Proposed direction from testing showed promising early indicators: users completed primary navigation tasks faster, reported lower confusion around eligibility steps, and gave stronger confidence ratings for understanding next actions. Internal stakeholders also reported that the revised structure better supported policy communication and reduced repetitive clarification requests.

Problem Discovery

Key Pain Points Identified

Synthesis from interviews and journey mapping Discovery phase

The discovery phase surfaced five consistent pain points:

  • Important information was buried in long content blocks and hard to scan quickly.
  • Users needed too many steps to move between auction stages and supporting documents.
  • Terminology was inconsistent across pages, creating uncertainty and avoidable mistakes.
  • Internal teams spent significant time answering recurring process questions.
  • Accessibility gaps made navigation harder for keyboard and screen-reader users.

Methods and Tools

Research and Synthesis

Understanding user and business needs

Stakeholder interviews, legacy document review, and user journey mapping were used to identify friction points, align priorities, and define measurable UX goals before design work started.
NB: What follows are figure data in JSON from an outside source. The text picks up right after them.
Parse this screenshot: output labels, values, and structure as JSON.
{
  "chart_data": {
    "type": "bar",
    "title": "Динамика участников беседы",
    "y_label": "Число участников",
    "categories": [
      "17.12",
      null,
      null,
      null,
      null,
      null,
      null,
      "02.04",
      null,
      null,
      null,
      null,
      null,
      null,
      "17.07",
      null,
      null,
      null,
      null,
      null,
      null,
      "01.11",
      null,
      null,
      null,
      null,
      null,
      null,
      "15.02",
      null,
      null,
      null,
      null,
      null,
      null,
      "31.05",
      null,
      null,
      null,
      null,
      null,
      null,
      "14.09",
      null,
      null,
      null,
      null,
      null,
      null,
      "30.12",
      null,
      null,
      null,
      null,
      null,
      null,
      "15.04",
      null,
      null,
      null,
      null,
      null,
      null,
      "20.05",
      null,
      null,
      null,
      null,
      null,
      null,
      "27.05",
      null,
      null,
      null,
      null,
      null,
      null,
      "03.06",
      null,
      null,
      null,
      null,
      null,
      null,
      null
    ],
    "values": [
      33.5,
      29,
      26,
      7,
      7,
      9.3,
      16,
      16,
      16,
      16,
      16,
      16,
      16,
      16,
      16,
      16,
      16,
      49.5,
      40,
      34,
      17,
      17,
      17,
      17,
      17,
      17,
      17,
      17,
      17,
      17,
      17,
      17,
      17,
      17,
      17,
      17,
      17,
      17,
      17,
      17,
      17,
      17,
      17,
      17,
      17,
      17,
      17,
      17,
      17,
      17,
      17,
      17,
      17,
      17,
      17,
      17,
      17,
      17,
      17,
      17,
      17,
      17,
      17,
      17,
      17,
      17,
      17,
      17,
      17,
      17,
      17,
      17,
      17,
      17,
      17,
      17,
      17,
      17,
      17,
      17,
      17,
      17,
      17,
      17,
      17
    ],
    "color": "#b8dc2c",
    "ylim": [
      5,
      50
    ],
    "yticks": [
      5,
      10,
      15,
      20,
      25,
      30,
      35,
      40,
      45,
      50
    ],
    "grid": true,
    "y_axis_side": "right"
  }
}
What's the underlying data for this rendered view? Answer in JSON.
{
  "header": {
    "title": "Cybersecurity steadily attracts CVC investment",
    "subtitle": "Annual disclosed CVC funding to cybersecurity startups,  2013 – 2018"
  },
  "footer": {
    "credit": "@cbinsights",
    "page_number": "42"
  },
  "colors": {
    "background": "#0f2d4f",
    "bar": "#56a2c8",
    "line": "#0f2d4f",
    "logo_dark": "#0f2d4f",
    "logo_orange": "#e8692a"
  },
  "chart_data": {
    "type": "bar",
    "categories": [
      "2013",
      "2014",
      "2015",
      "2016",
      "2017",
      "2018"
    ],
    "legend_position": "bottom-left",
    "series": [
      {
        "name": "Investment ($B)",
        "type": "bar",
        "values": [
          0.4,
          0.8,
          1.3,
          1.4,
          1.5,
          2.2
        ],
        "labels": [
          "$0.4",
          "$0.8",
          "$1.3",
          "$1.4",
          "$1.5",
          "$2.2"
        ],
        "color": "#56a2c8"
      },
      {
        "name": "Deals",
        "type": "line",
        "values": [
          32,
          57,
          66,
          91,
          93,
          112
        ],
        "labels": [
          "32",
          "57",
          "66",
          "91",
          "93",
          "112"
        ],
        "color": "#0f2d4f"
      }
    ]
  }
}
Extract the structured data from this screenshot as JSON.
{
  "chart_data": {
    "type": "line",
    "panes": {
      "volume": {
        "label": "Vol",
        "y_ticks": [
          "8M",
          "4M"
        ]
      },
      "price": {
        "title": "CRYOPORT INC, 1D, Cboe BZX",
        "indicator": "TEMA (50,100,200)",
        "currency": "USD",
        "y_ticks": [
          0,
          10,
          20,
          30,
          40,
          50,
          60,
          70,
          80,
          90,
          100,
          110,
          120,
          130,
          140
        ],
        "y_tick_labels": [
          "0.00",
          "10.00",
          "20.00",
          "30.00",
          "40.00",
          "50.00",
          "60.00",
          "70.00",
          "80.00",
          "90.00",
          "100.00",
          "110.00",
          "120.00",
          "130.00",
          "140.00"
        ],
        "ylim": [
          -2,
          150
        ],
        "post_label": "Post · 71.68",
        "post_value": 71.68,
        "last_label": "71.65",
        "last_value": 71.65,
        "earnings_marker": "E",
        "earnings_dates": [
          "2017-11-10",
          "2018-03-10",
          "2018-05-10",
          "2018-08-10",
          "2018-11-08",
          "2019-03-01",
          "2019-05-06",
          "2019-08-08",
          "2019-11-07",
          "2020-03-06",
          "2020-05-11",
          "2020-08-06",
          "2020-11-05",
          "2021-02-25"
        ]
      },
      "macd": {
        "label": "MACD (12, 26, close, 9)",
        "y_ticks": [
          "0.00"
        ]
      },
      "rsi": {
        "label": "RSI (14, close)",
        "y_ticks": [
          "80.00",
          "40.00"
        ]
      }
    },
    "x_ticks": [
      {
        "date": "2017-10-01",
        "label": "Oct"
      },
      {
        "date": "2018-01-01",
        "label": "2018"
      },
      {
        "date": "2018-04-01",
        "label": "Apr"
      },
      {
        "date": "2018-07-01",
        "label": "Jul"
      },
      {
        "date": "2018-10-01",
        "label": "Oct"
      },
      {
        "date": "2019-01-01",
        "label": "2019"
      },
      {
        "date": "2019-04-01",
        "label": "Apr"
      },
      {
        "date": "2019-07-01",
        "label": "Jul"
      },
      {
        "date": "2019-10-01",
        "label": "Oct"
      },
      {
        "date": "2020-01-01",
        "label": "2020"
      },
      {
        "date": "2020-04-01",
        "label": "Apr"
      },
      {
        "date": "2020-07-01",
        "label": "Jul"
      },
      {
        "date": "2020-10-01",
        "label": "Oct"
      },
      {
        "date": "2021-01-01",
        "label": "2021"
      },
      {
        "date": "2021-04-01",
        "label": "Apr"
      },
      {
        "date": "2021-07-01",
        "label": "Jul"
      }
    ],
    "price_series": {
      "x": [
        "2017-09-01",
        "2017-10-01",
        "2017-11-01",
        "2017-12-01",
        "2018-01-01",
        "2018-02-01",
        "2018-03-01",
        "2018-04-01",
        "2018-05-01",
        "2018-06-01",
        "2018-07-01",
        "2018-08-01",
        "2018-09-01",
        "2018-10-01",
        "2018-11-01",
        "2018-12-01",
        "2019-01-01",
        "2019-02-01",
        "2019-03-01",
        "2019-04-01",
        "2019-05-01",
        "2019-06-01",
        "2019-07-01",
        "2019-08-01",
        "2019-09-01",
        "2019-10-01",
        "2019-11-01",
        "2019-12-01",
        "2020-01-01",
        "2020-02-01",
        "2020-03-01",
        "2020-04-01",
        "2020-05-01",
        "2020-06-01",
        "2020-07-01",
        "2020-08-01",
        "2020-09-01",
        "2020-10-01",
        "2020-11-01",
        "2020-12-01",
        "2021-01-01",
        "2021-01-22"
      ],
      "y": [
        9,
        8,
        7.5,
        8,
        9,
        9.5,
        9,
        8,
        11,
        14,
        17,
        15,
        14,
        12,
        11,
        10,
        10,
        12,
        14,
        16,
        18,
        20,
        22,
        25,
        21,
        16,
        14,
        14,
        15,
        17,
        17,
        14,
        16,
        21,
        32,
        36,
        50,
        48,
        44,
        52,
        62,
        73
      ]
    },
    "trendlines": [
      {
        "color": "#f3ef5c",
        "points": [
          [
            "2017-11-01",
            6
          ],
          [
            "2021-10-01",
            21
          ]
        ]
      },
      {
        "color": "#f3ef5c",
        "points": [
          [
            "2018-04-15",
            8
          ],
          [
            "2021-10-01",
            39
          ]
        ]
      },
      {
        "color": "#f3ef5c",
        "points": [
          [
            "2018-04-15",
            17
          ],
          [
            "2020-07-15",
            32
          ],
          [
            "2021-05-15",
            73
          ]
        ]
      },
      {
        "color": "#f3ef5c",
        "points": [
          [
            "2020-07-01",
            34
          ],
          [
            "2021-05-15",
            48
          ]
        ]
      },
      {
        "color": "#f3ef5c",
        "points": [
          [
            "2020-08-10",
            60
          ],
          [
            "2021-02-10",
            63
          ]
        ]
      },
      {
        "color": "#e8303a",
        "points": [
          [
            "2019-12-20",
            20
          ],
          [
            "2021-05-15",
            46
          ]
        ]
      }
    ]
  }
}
  • Stakeholder Interviews
  • Journey Mapping
  • Miro Workshops

Design and Validation

Testing ideas before handoff

I used Figma for wireframes and high-fidelity screens, built HTML/CSS prototypes for realistic interaction checks, and ran usability/accessibility validation (including NVDA) to ensure decisions were evidence-based.

  • Figma Prototyping
  • HTML/CSS Test Builds
  • Userlytics Sessions
  • NVDA Accessibility Checks
Core Toolkit

Figma, GitHub, Userlytics, Miro, HTML/CSS prototypes, NVDA, WCAG 2.2 AA checklists, and collaborative feedback sessions with stakeholders.

Reflection

What I learned and what I would improve

This project strengthened my ability to design in policy-heavy environments where clarity and trust are as important as visual design quality. If I were continuing this work, I would expand mobile-first testing earlier, run another accessibility audit with assistive technology users, and add a metrics dashboard to monitor task completion and drop-off trends after launch.